Casting around for a direction after graduating, Karnik landed on the fast-growing field of nanotechnology. Arun Majumdar, an IIT alum and professor at the University of California at Berkeley, was studying energy conversion and biosensing in nanoscale systems. Karnik joined the professor’s lab as a graduate student, moving to California in 2002. For his graduate work, Karnik helped to develop a microfluidic platform to rapidly mix the contents of and test reactions occurring within droplets. He followed this work up with a PhD thesis in which he explored how fluid, flowing through tiny, nanometer-sized channels, can be controlled to sense and direct ions and molecules.
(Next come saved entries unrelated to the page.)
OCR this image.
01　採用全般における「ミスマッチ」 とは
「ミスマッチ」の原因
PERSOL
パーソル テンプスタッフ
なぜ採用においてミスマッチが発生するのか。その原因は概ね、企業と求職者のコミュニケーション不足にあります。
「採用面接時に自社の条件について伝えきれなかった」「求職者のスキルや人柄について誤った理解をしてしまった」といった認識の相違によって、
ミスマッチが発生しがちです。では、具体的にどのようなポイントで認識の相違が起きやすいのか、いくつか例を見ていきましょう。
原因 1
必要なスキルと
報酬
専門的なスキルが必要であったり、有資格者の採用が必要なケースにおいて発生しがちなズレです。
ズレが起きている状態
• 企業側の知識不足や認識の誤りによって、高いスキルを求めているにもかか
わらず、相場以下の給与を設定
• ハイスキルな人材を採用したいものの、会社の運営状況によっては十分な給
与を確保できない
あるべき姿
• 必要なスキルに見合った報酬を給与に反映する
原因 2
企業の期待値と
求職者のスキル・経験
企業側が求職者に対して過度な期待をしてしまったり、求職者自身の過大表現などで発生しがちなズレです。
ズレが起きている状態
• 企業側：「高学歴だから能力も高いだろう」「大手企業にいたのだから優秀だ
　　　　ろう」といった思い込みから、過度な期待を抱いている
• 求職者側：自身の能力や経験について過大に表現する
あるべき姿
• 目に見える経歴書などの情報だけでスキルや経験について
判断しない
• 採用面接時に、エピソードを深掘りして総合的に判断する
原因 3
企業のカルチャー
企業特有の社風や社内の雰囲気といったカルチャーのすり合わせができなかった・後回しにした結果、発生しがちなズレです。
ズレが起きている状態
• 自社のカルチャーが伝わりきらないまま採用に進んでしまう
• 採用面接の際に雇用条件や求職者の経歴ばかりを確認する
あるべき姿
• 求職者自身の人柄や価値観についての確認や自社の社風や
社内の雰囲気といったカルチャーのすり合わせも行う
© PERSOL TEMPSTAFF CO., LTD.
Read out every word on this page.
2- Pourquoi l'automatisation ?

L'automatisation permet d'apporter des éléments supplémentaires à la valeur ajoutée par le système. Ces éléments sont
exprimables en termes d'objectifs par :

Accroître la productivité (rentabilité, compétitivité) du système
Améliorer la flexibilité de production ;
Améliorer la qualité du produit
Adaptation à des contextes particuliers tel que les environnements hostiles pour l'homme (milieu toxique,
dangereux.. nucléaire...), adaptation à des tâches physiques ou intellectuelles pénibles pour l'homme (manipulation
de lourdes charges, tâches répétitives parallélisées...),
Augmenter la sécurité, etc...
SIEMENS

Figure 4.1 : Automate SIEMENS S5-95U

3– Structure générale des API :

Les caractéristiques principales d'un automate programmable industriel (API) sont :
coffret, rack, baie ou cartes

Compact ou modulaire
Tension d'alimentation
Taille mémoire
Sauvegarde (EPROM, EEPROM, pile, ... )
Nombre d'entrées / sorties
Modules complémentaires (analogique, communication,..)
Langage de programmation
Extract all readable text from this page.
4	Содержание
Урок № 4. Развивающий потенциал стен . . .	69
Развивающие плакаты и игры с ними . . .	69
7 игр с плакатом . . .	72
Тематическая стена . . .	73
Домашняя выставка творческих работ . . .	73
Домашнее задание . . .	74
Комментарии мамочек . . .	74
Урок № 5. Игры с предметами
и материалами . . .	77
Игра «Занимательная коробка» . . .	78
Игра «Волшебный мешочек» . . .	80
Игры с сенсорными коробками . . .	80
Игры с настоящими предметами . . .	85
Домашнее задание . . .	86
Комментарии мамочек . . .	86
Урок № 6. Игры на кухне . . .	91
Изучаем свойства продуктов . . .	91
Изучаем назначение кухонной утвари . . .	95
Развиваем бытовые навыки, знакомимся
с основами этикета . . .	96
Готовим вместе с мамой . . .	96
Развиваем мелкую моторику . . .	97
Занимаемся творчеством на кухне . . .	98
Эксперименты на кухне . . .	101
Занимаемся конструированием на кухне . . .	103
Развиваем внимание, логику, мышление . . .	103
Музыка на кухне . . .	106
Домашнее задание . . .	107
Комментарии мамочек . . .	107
Toward the end of his graduate work, Karnik interviewed for and ultimately accepted a faculty position at MIT. However, he was still completing his PhD thesis at Berkeley and had less than 4 years of experience beyond his bachelor’s degree. To help ease the transition, MIT offered Karnik an interim postdoc position in the lab of Robert Langer, the David H. Koch Institute Professor and a member of the Koch Institute for Integrative Cancer Research.
“It was an insightful experience,” Karnik remembers. “For a mechanical engineer who’s never been outside mechanical engineering, I basically had little experience how to do things in biology. It opened up possibilities for working with the biomedical community.”
When Karnik finally assumed his position as assistant professor of mechanical engineering in 2007, he experienced a tidal wave of deadlines, demands, and responsibilities — a common initiation for first-time faculty.
“By its nature the job is overwhelming,” Karnik says. “The trick is how to maintain balance and sanity and do the things you like, without being distracted by the busyness around you, in some sense.”
He says several things have helped him to handle and even do away with stress: walks, which he takes each day to work and around campus, as well as yoga and meditation.
“If you can see things the way they are, by clearing away the filters your mind puts in place, you can get a clear perspective, and there are a lot of insights that come through,” Karnik says.